ECLI:NL:GHLEE:2011:BT6410

Gerechtshof Leeuwarden

Datum uitspraak
30 september 2011
Publicatiedatum
5 april 2013
Zaaknummer
24-001014-08
Instantie
Gerechtshof Leeuwarden
Type
Uitspraak
Rechtsgebied
Strafrecht
Procedures
  • Hoger beroep
Vindplaatsen
  • Rechtspraak.nl
AI samenvatting door LexboostAutomatisch gegenereerd

Vrijspraak van verdachte in hoger beroep voor vermogensdelicten en vorderingen van benadeelde partijen

In deze zaak heeft het Gerechtshof Leeuwarden op 30 september 2011 uitspraak gedaan in hoger beroep tegen een vonnis van de politierechter in de rechtbank Assen. De verdachte was aangeklaagd voor verschillende vermogensdelicten, waaronder diefstal van benzine en flessentrekkerij. Het hof heeft de verdachte vrijgesproken van alle tenlastegelegde feiten, omdat het hof niet overtuigd was door de wettige bewijsmiddelen dat de verdachte de feiten had begaan. De zaak betrof onder andere diefstal van benzine in verschillende gemeenten en het niet betalen van maaltijden bij een cafetaria. De advocaat-generaal had gevorderd tot veroordeling van de verdachte, maar het hof kwam tot de conclusie dat er onvoldoende bewijs was voor een veroordeling.

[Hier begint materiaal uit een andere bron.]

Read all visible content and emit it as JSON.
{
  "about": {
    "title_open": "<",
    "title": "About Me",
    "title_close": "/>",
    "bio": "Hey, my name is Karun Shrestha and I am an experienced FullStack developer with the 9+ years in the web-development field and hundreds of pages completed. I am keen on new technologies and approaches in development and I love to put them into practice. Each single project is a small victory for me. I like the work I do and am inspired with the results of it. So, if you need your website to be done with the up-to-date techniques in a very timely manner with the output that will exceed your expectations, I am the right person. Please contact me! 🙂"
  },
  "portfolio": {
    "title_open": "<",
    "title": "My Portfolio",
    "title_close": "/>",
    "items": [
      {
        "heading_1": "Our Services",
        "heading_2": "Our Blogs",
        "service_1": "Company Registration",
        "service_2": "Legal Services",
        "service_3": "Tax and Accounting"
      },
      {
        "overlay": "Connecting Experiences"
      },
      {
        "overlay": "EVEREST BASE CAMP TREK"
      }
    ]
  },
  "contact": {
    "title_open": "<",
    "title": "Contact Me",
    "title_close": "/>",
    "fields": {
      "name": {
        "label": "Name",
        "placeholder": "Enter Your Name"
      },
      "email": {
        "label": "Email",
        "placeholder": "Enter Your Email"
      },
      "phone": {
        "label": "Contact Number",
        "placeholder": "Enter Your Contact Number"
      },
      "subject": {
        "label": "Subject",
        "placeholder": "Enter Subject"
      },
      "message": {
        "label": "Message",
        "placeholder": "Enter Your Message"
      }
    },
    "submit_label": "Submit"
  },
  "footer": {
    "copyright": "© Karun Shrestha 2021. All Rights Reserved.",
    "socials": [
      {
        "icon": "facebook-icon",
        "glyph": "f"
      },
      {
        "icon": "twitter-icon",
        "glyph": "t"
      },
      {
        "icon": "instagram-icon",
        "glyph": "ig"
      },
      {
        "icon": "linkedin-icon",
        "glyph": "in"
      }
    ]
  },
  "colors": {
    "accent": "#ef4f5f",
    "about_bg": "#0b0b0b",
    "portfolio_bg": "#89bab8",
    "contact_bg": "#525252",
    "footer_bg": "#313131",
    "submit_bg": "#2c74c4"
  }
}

Daarnaast zijn er vorderingen van benadeelde partijen behandeld. De vordering van benadeelde partij [benadeelde 1] werd niet-ontvankelijk verklaard, terwijl de vorderingen van [benadeelde 2] en [benadeelde 3] ook niet ontvankelijk werden verklaard, omdat de verdachte niet schuldig werd bevonden aan de feiten die de schade zouden hebben veroorzaakt. Het hof vernietigde het vonnis waarvan beroep en deed opnieuw recht, waarbij het de vorderingen van de benadeelde partijen afwees. De beslissing van het hof is gebaseerd op het gebrek aan bewijs en de vrijspraak van de verdachte voor de tenlastegelegde feiten.

Uitspraak

Gerechtshof Leeuwarden
Sector strafrecht
Parketnummer: 24-001014-08
Uitspraak d.d.: 30 september 2011
TEGENSPRAAK
Arrest van de meervoudige kamer voor strafzaken
gewezen op het hoger beroep, ingesteld tegen het vonnis van de politierechter in de rechtbank Assen van 9 april 2008 in de in eerste aanleg gevoegde strafzaken, parketnummers 19-605621-07 en 19-605020-08, en de van dat vonnis deel uitmakende beslissing op de vordering tot tenuitvoerlegging, parketnummer 18-070518-04, tegen
[verdachte],
geboren te [geboorteplaats] op [1975],
thans uit anderen hoofde verblijvende in PI Noord Holland Noord, Unit Zuyder Bos te Heerhugowaard.
Het hoger beroep
De verdachte heeft tegen het hiervoor genoemde vonnis hoger beroep ingesteld.
Onderzoek van de zaak
Dit arrest is gewezen naar aanleiding van het onderzoek op de terechtzittingen van het hof van 22 april 2011, 30 september 2011 en 16 september 2011 en, overeenkomstig het bepaalde bij artikel 422 van het Wetboek van Strafvordering, het onderzoek op de terechtzitting in eerste aanleg.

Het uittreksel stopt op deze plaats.